Neural Networks


Neural Networks

Machine Learning Model - Neural Networks

A neural net consists of many different layers of neurons, with each layer receiving inputs from previous layers, and passing outputs to further layers.
The way each layer output becomes the input for the next layer depends on the weight given to that specific link, which depends on the cost function, and the optimizer.
The neural net iterates for a predetermined number of iterations, called epochs. After each epoch, the cost function is analyzed to see where the model could be improved.
The optimizing function then alters the internal mechanics of the network, such as the weights, and the biases, based on the information provided by the cost function, until the cost function is minimized.
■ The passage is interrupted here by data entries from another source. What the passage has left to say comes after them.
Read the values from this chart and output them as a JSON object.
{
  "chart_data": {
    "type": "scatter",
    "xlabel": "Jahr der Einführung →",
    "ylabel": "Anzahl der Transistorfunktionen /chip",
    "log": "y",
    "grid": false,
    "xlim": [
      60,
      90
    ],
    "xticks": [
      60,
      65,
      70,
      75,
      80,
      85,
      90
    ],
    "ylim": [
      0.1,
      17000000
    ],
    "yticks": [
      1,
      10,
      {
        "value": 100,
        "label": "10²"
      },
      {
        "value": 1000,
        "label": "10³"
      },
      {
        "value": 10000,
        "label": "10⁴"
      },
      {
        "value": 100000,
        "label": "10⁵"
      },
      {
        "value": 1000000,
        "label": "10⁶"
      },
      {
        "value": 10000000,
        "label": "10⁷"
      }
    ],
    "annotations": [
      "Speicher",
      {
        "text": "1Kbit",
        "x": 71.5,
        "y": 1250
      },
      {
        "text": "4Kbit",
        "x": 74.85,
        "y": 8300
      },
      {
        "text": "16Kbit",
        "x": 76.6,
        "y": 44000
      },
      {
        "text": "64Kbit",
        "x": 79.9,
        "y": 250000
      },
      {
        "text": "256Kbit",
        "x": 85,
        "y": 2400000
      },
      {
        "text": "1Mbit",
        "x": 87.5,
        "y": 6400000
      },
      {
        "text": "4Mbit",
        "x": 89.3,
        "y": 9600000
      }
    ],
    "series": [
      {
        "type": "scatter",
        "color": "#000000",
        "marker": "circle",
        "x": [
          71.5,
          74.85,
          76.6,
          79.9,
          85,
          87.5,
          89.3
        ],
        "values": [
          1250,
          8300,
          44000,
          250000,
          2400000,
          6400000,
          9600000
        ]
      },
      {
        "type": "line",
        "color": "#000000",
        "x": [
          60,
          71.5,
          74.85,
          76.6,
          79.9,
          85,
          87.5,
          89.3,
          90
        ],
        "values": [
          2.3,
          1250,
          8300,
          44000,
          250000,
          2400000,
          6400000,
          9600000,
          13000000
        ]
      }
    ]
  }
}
When categorizing the movie data using ratingInter, which had 8 options, the model had the following accuracy scores:

Accuracy with one hidden layer:
937/937 - 0s - loss: 1.1234 - acc: 0.5496
Normal Neural Network - Loss: 1.1233897466160827, Accuracy: 0.5496264696121216

Accuracy with two hidden layers:
937/937 - 0s - loss: 1.3102 - acc: 0.5358
Normal Neural Network - Loss: 1.310229677909721, Accuracy: 0.5357524156570435

For Neural Network we applied ratingInteger in place of performance.
Both ratingInterger and performance have a high relationship and we can’t use both in the same model.
We applied ratingInteger in KNN so that we can compare with Neural Network and the latter had a higher score.
We also found out that two hidden layers in Neural Network had a lower score than one hidden layer, therefore it’s advisable to apply one hidden layer.
However, the score for two hidden layer seem to be improving the more times we run the model.
Initially it had accuracy of 0.51 but after running the model several times accuracy increased to 0.53.